Smith and co-writer James Moran’s wickedly insightful script mocks corporate culture as Smith’s direction pays homage to the weirdest assortment of films. The result is an uproarious but no less frightening visit to an area of the world that apparently scares the shit out of us: Eastern Europe. (Think Hostel, The Human Centipede, Borat.)
An epically watchable flick, Severance boasts solid performances, well-placed bear traps and landmines, a flamethrower and an excellent balance of black humor and true horror. To say more would be to give too much away, but rest assured that with every scene Smith and crew generate palpable tension. It erupts with equally entertaining measure in either a good, solid laugh or in a horrible, disfiguring dose of horror. How awesome is that?!
https://www.youtube.com/watch?v=OQ4e1558QY0
Compliance is an unsettling, frustrating and upsetting film about misdirected and misused obedience. It’s also one of the most impeccably made and provocative films of 2012 – a cautionary tale that’s so unnerving it’s easier just to disbelieve. But don’t.
Writer/director Craig Zobel – who began his career as co-creator of the brilliant comic website Homestar Runner (so good!) – takes a decidedly dark turn with this “based-on-true-events” tale. It’s a busy Friday night at a fast food joint and they’re short staffed. Then the police call and say a cashier has stolen some money from a customer’s purse.
A Milgram’s experiment come to life, the film spirals into nightmare as the alleged thief’s colleagues agree to commit increasingly horrific deeds in the name of complying with authority.
Zobel remains unapologetically but respectfully truthful in his self-assured telling. He doesn’t just replay a tragic story, he expertly crafts a tense and terrifying movie. With the help of an anxious score, confident camera work, and a superb cast, Zobel masterfully recreates a scene that’s not as hard to believe as it is to accept.
A giddy hatchet to the head of the abiding culture of the Eighties, American Psycho represents the sleekest, most confident black comedy – perhaps ever. Director Mary Harron trimmed Bret Easton Ellis’s novel, giving it unerring focus. More importantly, the film soars due to Christian Bale’s utterly astonishing performance as narcissist, psychopath, and Huey Lewis fan Patrick Bateman.
There’s an elegant exaggeration to the satire afoot.
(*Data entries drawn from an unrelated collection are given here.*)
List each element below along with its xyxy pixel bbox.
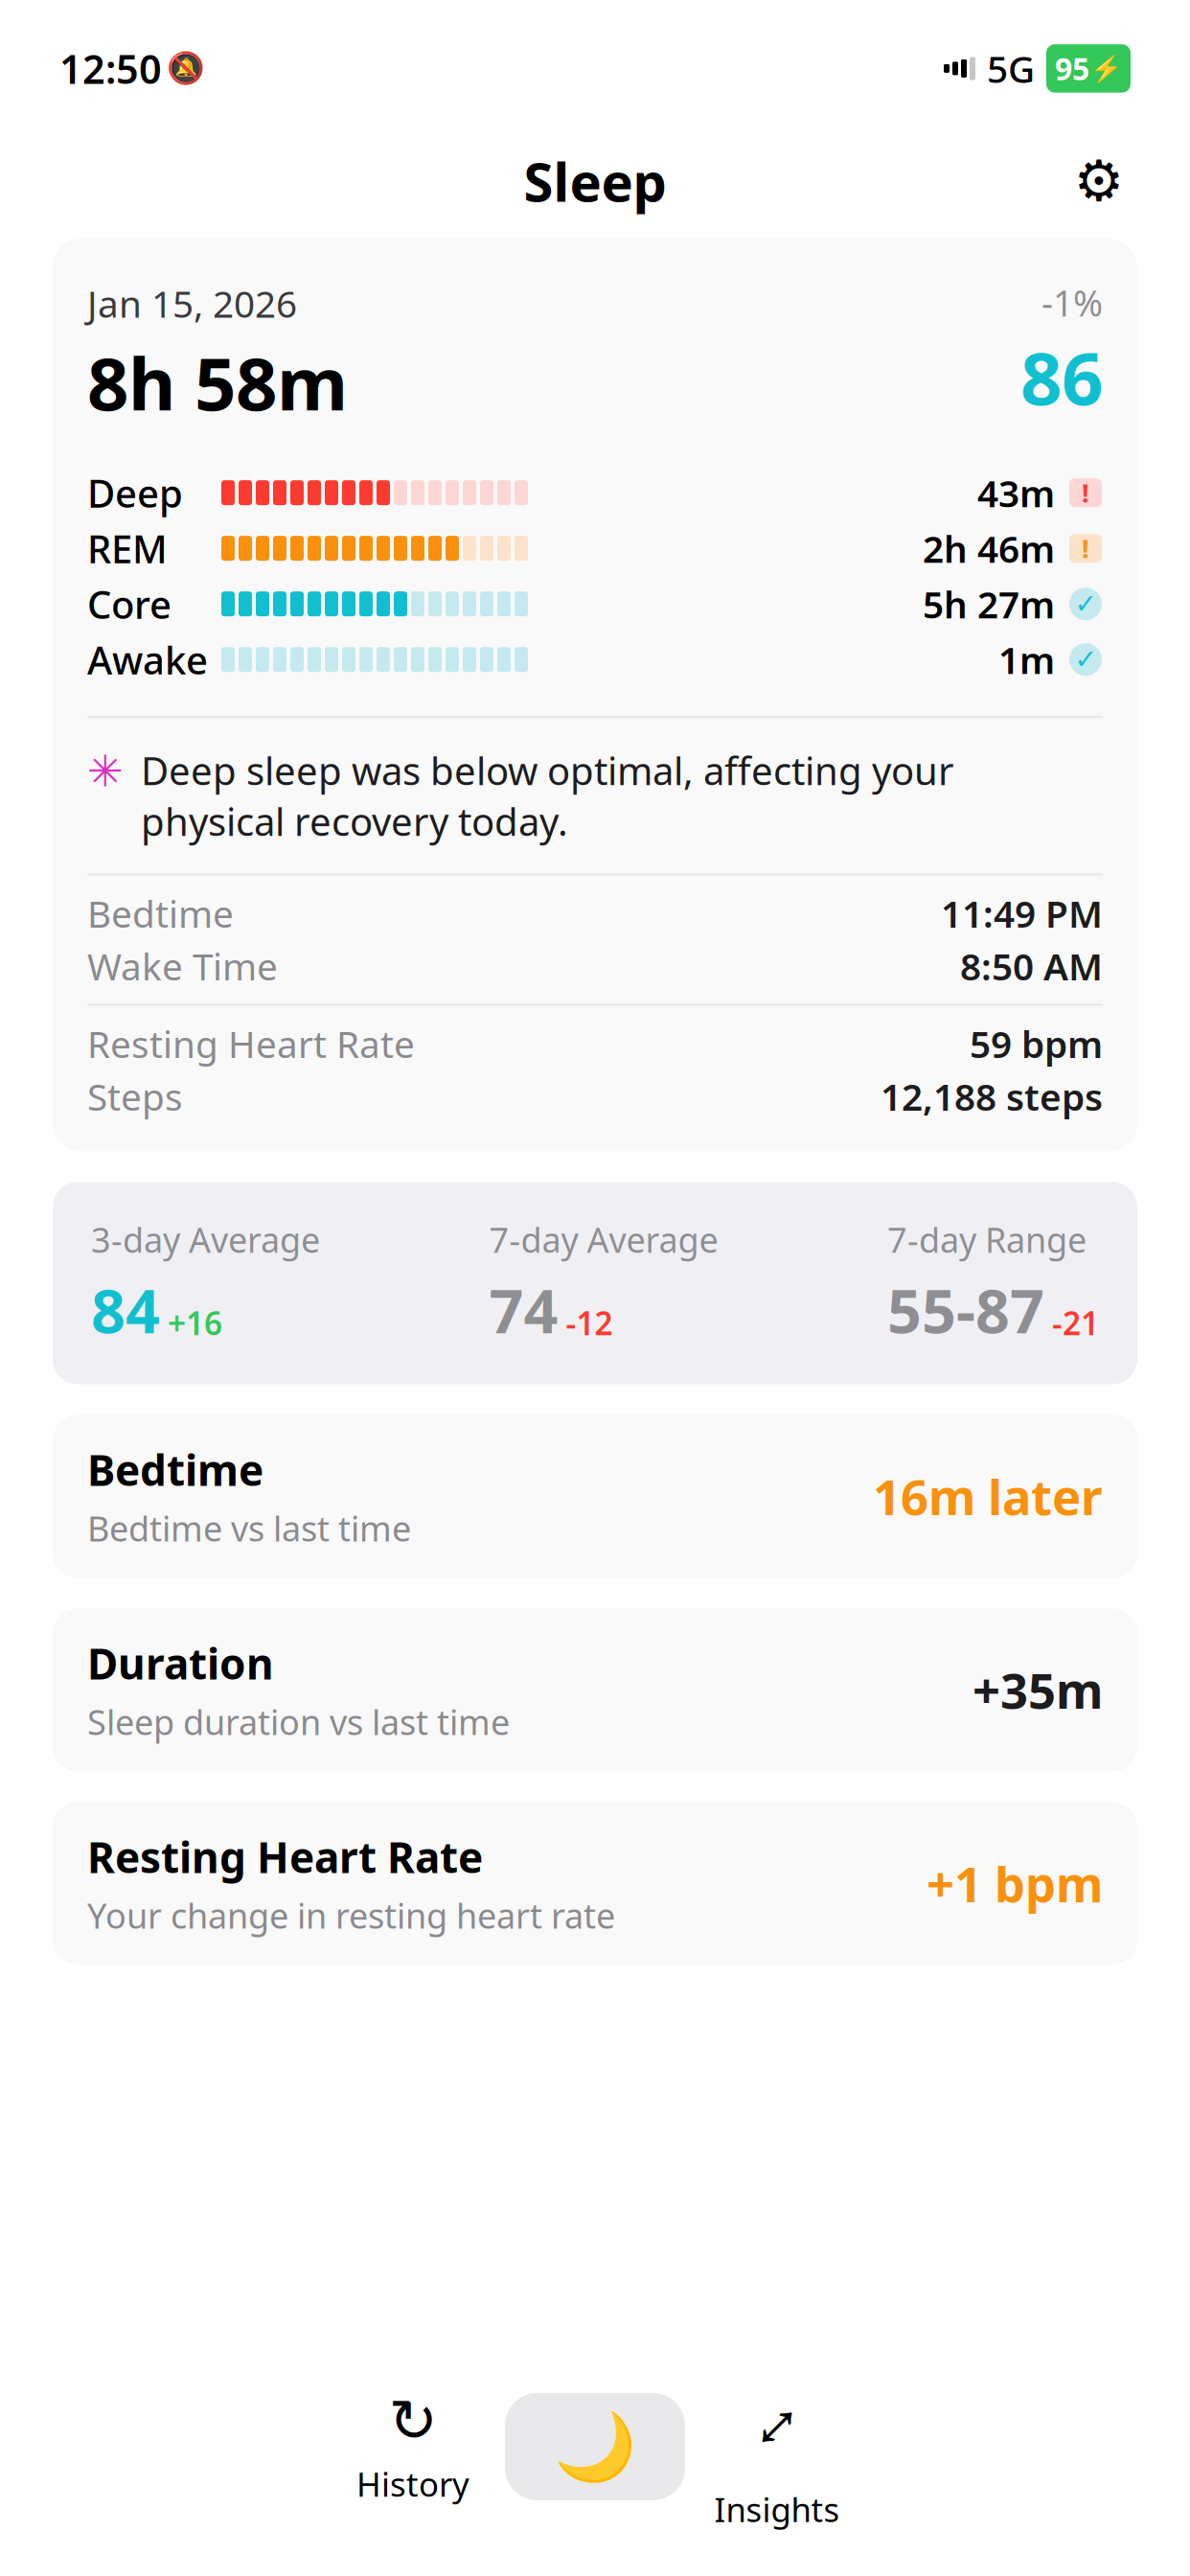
staticText: ✓ bbox=[1075, 644, 1097, 675]
staticText: Sleep bbox=[524, 145, 666, 217]
staticText: 5h 27m bbox=[923, 579, 1055, 628]
staticText: 🔕 bbox=[167, 51, 205, 86]
button[interactable]: ↻ bbox=[327, 2384, 499, 2509]
staticText: 16m later bbox=[873, 1464, 1103, 1529]
staticText: +1 bpm bbox=[927, 1851, 1103, 1916]
staticText: ↻ bbox=[389, 2387, 437, 2454]
staticText: ! bbox=[1082, 476, 1089, 510]
button[interactable]: ⤢ bbox=[691, 2384, 863, 2509]
staticText: REM bbox=[87, 523, 168, 574]
staticText: -12 bbox=[566, 1302, 613, 1344]
button[interactable]: Sleep bbox=[499, 2384, 691, 2509]
staticText: 55-87 bbox=[887, 1270, 1044, 1350]
button[interactable]: Duration bbox=[53, 1608, 1137, 1771]
staticText: ✳ bbox=[87, 747, 124, 796]
button[interactable]: Resting Heart Rate bbox=[53, 1802, 1137, 1965]
staticText: ⚙ bbox=[1074, 149, 1124, 213]
staticText: 🌙 bbox=[554, 2409, 636, 2485]
staticText: ! bbox=[1082, 531, 1089, 565]
staticText: ⤢ bbox=[755, 2362, 799, 2479]
staticText: 12,188 steps bbox=[881, 1072, 1103, 1121]
staticText: 74 bbox=[489, 1270, 558, 1350]
staticText: Resting Heart Rate bbox=[87, 1829, 483, 1885]
staticText: 12:50 bbox=[59, 42, 162, 95]
staticText: 84 bbox=[91, 1270, 160, 1350]
staticText: Deep bbox=[87, 467, 183, 518]
staticText: ✓ bbox=[1075, 589, 1097, 619]
staticText: 2h 46m bbox=[923, 524, 1055, 573]
staticText: -1% bbox=[1041, 279, 1103, 326]
staticText: 8:50 AM bbox=[960, 941, 1103, 990]
button[interactable]: Settings bbox=[1059, 141, 1139, 221]
staticText: 59 bpm bbox=[970, 1019, 1103, 1068]
button[interactable]: Bedtime bbox=[53, 1415, 1137, 1578]
staticText: 86 bbox=[1020, 328, 1103, 425]
staticText: 1m bbox=[998, 635, 1055, 684]
staticText: 8h 58m bbox=[87, 334, 348, 430]
staticText: Core bbox=[87, 578, 172, 629]
staticText: -21 bbox=[1052, 1302, 1099, 1344]
staticText: Deep sleep was below optimal, affecting … bbox=[141, 745, 954, 847]
staticText: Bedtime vs last time bbox=[87, 1505, 411, 1551]
staticText: Jan 15, 2026 bbox=[87, 279, 297, 328]
staticText: Bedtime bbox=[87, 1442, 263, 1498]
staticText: Insights bbox=[714, 2487, 840, 2531]
staticText: 11:49 PM bbox=[941, 889, 1103, 938]
staticText: Sleep duration vs last time bbox=[87, 1699, 510, 1745]
staticText: 95 bbox=[1055, 48, 1089, 89]
staticText: Your change in resting heart rate bbox=[87, 1892, 615, 1938]
staticText: +35m bbox=[973, 1658, 1103, 1722]
staticText: 43m bbox=[977, 468, 1055, 517]
staticText: Steps bbox=[87, 1072, 183, 1121]
staticText: ⚡ bbox=[1090, 54, 1122, 83]
staticText: Awake bbox=[87, 634, 208, 685]
staticText: Duration bbox=[87, 1635, 274, 1691]
staticText: History bbox=[356, 2462, 469, 2506]
staticText: 5G bbox=[987, 44, 1035, 93]
staticText: 3-day Average bbox=[91, 1217, 320, 1262]
staticText: Bedtime bbox=[87, 889, 234, 938]
staticText: Wake Time bbox=[87, 941, 278, 990]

Bateman is a slick, sleek Wall Street toady, pompous one minute because of his smart business cards and quick entrance into posh NYC eateries, cowed the next when a colleague whips out better cards and shorter wait times. For all his quest for status and perfection, he is a cog indistinguishable from everyone who surrounds him. The more glamour and flash on the outside, the more pronounced the abyss on the inside. What else can he do but turn to bloody, merciless slaughter? It’s a cry for help, really.
Harron’s send-up of the soulless Reagan era is breathtakingly handled, from the set decoration to the soundtrack, but the film works as well as a horror picture as it does a comedy. Whether it’s Chloe Sevigny’s tenderness as Bateman’s smitten secretary or Cara Seymour’s world-wearied vulnerability, the cast draws a real sense of empathy and dread that complicate the levity. We do not want to see these people harmed, and as hammy as it seems, you may almost call out to them: Look behind you!
As solid as this cast is, and top to bottom it is perfect, every performance is eclipsed by the lunatic genius of Bale’s work. Volatile, soulless, misogynistic and insane, yet somehow he also draws some empathy. It is wild, brilliant work that marked a talent preparing for big things.